Suspect coronavirus? Don't go to ER, urgent care or your doctor's office

Posted March 4, 2020 9:05 p.m. EST
Updated March 16, 2020 6:04 p.m. EDT

The symptoms of coronavirus are similar to those of the flu: fever, cough, runny nose, shortness of breath. But if you have those symptoms health officials are asking you to call your doctor rather than show up at urgent care.

If you’re experiencing these symptoms but feel like you can manage them with over-the-counter drugs, then go ahead and stay home. This keeps medical services available to the sickest patients and keeps any viruses from spreading.

If your symptoms are more severe – a fever that won’t go away, shortness of breath and lethargy – then it’s time to call your doctor.

"Call your doctor if you think you may be infected with COVID-19," said Dr. Allen Mask. "They will help guide you through the steps you need to take to get tested."

North Carolina Poison Control has established a hotline, available 24/7 and staffed by nurses and pharmacists to answer questions about coronavirus, including symptoms, how to assess and reduce the risk of catching the virus and what to do if if coronavirus is suspected. Call 1-866-462-3821.

The UNC Physician Network is taking messages at 1-888-850-2684. A nurse will call you back and ask you a series of questions about your symptoms, possible exposure and travel history. They will then refer those who qualify for more testing, for both the flu and coronavirus.

Mask pointed out that most doctors' offices and urgent care centers don't have coronavirus tests available or have the protective equipment to safely do that testing.

Those who meet the criteria for a test do not need to go to a hospital or doctor's office. If your doctor believes you might have coronavirus, he or she will request a test on your behalf.

The Centers for Disease Control and Prevention says the risk of contracting coronavirus for most people in the United States is low. They only suggest seeking medical help if you are showing symptoms and you’ve been in contact with a person who has COVID-19 or you’ve traveled in an area with widespread or ongoing community spread of the virus (China, Iran, Italy, Japan or South Korea).

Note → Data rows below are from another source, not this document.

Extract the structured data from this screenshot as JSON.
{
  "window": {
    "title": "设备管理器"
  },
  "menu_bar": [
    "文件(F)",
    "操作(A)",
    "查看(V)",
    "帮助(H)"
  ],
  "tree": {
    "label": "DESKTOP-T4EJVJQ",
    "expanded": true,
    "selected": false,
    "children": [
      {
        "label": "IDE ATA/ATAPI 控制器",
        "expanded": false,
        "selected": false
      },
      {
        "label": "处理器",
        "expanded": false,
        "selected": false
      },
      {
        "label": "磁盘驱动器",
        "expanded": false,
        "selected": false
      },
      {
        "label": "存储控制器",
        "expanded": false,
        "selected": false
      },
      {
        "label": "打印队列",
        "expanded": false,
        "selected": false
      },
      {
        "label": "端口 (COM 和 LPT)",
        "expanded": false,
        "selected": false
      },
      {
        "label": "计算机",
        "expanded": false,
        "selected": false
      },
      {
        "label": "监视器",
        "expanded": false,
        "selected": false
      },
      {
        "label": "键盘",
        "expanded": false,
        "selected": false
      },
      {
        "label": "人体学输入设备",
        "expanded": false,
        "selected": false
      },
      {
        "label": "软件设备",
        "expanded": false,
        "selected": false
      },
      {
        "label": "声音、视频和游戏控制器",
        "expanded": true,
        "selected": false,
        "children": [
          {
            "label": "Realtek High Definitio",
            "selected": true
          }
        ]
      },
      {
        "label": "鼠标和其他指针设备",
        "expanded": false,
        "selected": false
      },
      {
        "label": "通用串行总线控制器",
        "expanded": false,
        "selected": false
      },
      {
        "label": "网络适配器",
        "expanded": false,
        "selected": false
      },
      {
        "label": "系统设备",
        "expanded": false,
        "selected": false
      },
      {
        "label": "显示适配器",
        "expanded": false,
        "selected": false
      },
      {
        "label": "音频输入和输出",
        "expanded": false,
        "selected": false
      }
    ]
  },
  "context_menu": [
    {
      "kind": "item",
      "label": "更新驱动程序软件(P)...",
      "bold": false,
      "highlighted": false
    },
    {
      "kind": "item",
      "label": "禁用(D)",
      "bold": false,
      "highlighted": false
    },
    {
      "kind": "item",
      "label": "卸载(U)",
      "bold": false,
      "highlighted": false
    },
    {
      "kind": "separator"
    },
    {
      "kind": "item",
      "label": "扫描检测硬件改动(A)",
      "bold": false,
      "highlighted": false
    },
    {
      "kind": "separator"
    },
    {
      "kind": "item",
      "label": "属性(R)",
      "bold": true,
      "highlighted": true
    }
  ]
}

Older people and those with underlying health conditions like diabetes, heart disease or chronic lung disease are more at risk for severe illness.

If you fall under those categories and feel seriously ill, you should seek medical attention.

The following precautions can help to limit the spread of a respiratory illness:

  • Before you go to the doctor’s office, emergency room or urgent care, call ahead and tell them about your symptoms and any possible exposure to COVID-19. WakeMed recommends virtual urgent care, which lets you talk to a doctor from the privacy of your own home. Those physicians can assess your personal situation and determine if further care is needed.
  • Avoid contact with others.
  • Cover your mouth and nose when coughing or sneezing.
  • Do not travel while sick.
  • Wash your hands often with soap and water for at least 20 seconds.

The flu and the common cold are still much more common than coronavirus, and doctors will test first for the flu. Only those who test negative for the flu, exhibit symptoms and may have been exposed to COVID-19 are being tested for that virus.